Sometimes it takes a little while for things to bubble up out of the dusty recesses of my brain.
Last week, Paris Hilton found herself at the center of national politics. And, amazingly enough, she managed to keep her underwear on while doing it. Or, at lest, a bathing suit.
It all started with a John McCain ad mocking Senator Obama’s remarkable popularity. It compared him — for all of a split second — to Britney Spears and Paris Hilton, two people known for remarkable celebrity despite both being utterly vapid twits.
Oh, and also two people whose crotches have garnered far more attention than pretty much anything else they’ve done, but I think that’s coincidental. Until, at least, Obama suffers a wardrobe malfunction.
Anyway, back to my point (such as it is): the invocation of Paris Hilton in national politics seemed oddly familiar to me, and it finally clicked:
The last fight over the inheritance tax.
At the time, the Republicans supported repealing (or, at least, lowering) it, arguing that was a simple case of government greed: the government had already taxed that money, when it was earned by the decedent; there was no justification for the government to get in on it, apart from “we want to.”
The Democrats argued for keeping it, saying that it was a burden only on the wealthiest, and people who get money without working for it should pay taxes on that, too, just like those who worked for it.
And both sides had their own name for the tax, too.
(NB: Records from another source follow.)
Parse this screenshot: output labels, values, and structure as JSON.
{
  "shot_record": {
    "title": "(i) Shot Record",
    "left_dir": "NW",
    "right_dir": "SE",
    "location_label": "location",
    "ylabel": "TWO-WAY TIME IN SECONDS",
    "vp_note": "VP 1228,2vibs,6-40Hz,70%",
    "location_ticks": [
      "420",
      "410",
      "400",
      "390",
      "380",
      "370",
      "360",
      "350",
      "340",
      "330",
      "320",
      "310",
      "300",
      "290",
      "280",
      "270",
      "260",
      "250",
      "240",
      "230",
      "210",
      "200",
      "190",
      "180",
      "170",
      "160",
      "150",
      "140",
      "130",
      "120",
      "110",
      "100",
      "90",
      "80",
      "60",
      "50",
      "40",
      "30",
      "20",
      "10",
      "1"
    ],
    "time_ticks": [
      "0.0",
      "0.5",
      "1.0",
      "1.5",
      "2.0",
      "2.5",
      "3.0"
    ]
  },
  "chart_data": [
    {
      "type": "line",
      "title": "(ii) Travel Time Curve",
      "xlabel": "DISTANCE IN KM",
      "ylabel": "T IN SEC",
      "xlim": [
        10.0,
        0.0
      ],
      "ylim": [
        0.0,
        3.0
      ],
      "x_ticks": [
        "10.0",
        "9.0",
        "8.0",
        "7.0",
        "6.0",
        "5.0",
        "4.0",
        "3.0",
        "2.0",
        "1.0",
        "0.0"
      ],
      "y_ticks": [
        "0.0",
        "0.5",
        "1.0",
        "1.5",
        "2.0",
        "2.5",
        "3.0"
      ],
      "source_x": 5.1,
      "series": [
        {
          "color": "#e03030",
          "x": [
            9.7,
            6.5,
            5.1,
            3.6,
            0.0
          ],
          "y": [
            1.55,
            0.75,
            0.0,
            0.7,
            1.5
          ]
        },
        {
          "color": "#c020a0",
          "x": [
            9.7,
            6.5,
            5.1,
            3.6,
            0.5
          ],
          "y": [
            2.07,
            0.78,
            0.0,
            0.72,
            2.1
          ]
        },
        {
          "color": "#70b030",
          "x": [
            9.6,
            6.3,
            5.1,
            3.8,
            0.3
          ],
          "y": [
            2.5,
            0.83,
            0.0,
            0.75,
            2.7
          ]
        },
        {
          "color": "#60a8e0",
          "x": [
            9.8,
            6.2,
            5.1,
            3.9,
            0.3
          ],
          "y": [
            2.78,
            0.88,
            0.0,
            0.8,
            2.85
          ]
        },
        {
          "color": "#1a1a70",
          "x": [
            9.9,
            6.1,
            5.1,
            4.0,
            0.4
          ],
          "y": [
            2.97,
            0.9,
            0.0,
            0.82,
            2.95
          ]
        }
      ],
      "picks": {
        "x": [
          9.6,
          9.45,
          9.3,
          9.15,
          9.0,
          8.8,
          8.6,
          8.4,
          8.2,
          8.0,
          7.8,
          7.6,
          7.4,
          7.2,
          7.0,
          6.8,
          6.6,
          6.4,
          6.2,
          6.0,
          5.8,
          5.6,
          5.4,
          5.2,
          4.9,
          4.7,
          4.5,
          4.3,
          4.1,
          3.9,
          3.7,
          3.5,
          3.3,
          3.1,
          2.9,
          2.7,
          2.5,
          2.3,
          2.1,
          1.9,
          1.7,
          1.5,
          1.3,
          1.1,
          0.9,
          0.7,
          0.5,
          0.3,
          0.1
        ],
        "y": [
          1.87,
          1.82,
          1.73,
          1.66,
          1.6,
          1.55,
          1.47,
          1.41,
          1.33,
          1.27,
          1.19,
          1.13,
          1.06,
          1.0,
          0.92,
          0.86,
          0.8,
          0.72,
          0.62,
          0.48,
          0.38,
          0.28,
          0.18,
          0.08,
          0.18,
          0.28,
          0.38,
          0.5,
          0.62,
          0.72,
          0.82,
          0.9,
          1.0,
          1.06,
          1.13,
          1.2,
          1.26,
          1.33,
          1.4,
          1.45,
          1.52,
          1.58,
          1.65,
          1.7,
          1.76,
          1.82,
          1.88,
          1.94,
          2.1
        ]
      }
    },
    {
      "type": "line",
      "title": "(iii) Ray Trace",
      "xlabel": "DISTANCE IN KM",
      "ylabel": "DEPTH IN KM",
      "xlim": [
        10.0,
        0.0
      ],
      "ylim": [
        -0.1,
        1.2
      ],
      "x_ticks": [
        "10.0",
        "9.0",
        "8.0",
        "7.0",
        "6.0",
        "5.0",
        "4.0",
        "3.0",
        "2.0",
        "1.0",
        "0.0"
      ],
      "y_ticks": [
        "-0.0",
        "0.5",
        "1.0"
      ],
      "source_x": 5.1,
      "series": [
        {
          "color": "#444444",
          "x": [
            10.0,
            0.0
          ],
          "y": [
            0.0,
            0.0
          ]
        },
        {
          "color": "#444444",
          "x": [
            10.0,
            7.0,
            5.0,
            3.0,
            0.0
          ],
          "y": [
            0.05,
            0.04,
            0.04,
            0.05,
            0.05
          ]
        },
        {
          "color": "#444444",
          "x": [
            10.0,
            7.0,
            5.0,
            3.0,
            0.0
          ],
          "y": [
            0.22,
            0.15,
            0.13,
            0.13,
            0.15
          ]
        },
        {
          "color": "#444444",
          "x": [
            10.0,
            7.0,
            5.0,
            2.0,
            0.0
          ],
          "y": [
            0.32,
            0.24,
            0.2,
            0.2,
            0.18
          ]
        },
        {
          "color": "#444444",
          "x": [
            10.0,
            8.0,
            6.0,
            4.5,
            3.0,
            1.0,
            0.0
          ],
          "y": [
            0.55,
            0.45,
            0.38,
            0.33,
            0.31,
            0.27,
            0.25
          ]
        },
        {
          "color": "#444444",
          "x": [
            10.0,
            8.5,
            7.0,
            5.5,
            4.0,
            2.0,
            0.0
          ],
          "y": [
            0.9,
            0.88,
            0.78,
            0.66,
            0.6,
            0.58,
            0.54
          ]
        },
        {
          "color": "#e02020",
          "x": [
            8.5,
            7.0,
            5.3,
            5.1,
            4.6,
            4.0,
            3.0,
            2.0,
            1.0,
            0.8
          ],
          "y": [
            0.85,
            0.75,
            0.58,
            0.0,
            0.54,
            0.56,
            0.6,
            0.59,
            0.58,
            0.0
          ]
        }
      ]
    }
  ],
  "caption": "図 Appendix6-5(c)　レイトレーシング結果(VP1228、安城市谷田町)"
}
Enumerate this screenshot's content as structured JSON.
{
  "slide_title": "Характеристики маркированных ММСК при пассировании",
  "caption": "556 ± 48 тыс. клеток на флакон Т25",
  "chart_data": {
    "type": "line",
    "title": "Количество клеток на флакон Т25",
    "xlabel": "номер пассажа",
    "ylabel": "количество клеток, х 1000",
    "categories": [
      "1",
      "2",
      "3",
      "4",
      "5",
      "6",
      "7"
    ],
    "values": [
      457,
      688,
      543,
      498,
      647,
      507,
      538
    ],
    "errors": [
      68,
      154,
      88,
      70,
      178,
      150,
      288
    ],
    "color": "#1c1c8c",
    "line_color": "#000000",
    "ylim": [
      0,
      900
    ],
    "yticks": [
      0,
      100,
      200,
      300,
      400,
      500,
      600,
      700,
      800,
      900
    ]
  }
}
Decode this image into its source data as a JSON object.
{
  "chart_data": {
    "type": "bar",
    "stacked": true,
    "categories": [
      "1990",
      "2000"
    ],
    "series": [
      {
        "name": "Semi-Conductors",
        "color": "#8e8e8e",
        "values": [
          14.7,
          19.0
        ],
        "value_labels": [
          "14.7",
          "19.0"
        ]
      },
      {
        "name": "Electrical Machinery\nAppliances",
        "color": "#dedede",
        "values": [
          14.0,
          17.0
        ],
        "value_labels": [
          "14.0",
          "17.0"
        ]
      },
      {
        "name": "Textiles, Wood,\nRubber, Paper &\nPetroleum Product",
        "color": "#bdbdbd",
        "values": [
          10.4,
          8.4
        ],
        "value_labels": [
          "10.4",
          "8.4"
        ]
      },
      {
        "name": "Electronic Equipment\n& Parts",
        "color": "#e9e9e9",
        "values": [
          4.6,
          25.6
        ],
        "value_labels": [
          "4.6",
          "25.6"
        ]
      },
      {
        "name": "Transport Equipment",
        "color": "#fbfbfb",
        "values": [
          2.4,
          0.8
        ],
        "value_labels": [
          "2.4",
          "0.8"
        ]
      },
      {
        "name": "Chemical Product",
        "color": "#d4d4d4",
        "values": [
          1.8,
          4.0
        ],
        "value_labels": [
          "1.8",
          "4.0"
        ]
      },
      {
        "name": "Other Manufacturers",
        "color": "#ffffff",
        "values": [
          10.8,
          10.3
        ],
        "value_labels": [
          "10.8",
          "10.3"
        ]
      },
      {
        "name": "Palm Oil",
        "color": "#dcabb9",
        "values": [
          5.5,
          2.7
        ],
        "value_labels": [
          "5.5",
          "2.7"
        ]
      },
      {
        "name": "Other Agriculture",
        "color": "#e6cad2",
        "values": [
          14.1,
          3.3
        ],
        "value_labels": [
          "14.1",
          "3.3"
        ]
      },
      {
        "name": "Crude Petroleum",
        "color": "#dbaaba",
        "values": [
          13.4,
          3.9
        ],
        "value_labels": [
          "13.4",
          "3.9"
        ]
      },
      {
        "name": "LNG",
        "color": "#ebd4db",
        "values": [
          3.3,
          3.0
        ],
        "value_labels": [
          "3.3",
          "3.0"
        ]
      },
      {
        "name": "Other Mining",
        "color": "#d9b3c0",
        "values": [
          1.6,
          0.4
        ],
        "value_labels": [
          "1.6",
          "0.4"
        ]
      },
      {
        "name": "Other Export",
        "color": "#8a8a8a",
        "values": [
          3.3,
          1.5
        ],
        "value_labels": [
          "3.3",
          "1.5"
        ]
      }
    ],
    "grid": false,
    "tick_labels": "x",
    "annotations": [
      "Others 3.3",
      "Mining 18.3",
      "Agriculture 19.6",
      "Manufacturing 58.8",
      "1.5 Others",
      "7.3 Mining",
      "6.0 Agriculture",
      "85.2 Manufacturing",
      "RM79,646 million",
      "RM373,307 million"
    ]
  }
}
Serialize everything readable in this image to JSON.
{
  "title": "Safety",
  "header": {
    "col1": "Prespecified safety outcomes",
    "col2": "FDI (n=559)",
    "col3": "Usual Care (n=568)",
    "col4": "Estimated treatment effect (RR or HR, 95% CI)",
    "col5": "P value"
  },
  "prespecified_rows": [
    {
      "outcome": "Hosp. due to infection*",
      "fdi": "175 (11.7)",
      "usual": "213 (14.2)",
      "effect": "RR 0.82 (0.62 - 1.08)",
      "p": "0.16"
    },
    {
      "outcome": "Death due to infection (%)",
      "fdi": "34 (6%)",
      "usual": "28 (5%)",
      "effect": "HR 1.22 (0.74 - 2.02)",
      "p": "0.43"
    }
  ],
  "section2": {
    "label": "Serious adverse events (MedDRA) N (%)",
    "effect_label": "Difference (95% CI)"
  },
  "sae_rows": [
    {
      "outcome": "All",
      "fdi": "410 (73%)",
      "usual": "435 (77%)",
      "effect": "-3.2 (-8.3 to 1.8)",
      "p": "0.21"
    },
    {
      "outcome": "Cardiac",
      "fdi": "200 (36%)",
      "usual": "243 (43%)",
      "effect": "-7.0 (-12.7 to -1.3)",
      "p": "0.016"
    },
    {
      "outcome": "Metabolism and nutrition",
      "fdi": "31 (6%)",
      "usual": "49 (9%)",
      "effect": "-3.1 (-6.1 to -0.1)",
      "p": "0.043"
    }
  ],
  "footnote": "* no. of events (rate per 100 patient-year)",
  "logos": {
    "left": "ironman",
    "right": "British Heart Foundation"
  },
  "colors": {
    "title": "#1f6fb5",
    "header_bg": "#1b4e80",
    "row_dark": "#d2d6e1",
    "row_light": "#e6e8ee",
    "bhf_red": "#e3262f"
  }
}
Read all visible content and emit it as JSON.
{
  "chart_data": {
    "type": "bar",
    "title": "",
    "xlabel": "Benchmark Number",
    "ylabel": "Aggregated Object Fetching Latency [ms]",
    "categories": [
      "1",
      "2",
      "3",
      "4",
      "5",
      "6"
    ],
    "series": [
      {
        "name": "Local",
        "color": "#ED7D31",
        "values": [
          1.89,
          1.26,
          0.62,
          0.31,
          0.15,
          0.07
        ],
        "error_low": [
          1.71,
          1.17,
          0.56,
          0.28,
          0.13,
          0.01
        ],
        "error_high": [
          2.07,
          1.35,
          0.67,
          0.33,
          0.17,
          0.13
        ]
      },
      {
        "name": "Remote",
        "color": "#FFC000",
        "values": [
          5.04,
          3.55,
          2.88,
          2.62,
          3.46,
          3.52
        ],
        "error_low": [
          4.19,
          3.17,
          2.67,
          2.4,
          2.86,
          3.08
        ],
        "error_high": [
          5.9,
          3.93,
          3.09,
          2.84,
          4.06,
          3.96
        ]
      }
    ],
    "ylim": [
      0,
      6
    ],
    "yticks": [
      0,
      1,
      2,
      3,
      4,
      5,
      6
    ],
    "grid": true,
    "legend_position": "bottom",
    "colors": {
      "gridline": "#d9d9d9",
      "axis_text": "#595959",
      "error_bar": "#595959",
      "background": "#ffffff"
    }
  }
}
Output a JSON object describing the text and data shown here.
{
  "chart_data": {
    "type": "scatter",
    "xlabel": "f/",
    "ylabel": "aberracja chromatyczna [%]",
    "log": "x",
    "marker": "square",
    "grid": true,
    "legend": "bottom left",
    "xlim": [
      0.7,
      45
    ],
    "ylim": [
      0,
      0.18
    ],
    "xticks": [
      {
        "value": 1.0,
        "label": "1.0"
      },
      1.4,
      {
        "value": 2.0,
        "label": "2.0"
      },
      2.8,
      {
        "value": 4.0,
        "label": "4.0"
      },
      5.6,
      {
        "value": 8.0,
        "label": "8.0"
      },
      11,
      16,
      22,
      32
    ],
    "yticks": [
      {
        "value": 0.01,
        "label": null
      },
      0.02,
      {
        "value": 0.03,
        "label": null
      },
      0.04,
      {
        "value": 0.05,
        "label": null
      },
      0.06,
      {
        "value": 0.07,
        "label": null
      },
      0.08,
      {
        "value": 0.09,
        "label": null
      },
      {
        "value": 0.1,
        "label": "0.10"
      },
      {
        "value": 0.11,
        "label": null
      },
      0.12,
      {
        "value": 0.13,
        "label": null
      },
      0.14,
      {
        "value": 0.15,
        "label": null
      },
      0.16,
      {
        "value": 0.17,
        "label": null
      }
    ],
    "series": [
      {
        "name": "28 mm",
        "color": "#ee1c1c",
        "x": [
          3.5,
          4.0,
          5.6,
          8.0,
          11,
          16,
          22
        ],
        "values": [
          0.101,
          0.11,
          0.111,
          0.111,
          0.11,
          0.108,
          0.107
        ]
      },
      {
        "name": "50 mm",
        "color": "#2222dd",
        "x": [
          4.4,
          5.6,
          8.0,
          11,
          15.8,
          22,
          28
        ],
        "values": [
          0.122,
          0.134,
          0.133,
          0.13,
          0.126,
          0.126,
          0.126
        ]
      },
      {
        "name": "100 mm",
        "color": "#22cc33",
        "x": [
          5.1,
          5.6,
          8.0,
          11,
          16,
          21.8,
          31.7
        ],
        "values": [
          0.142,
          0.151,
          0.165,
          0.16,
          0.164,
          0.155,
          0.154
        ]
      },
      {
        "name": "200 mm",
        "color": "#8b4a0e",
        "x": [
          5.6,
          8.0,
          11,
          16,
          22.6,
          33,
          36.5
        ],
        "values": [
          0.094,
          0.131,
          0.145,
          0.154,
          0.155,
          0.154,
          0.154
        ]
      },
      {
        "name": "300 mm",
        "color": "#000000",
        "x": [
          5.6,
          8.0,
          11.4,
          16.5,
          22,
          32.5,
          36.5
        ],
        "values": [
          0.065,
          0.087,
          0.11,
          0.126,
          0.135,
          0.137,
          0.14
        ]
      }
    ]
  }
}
The Republcans called it “the death tax.” The Democrats called plans for scrapping it “the Paris Hilton tax cut.”
At the time, I thought that was a really stupid argument on two fronts. For one, families as rich as the Hiltons don’t bother with things like inheritances. They set up trusts and trust funds and all sorts of other structures to avoid taxes and preserve their family money.
For another, I seem to recall hearing that Paris Hilton was publicly disinherited by the current patriarch (or possibly matriarch; I really try to ignore such news) of her family. Or he or she pledged the vast majority of it to charity, and not family. Or something. I’m vague about the details, and proud of that.
That being said, I have to give her tremendous credit for the joke ad she delivered in response. It was positively brilliant — her energy plan is the sanest I’ve heard so far, and very much in line with my own wishes. And whether she used cue cards, a teleprompter, or memorized her lines, she delivered them flawlessly. My hat’s off to her — she knows her place in society is largely as a joke, and she’s not only accepted it, but embraced it. And she’s made millions off it. God help us, she’s actually achieved a measure of the American dream.
So when the Democrats made such hay out of Paris Hilton’s family publicly slamming McCain over his use of their daughter’s fleeting image in an ad, I found myself with two thoughts: first, McCain didn’t make Paris Hilton anywhere near the joke she already has made of herself. Second, why are they so eager to leap to the defense of someone they’ve already used as a mocking symbol?
The only response I can think of at this point is “whatever.”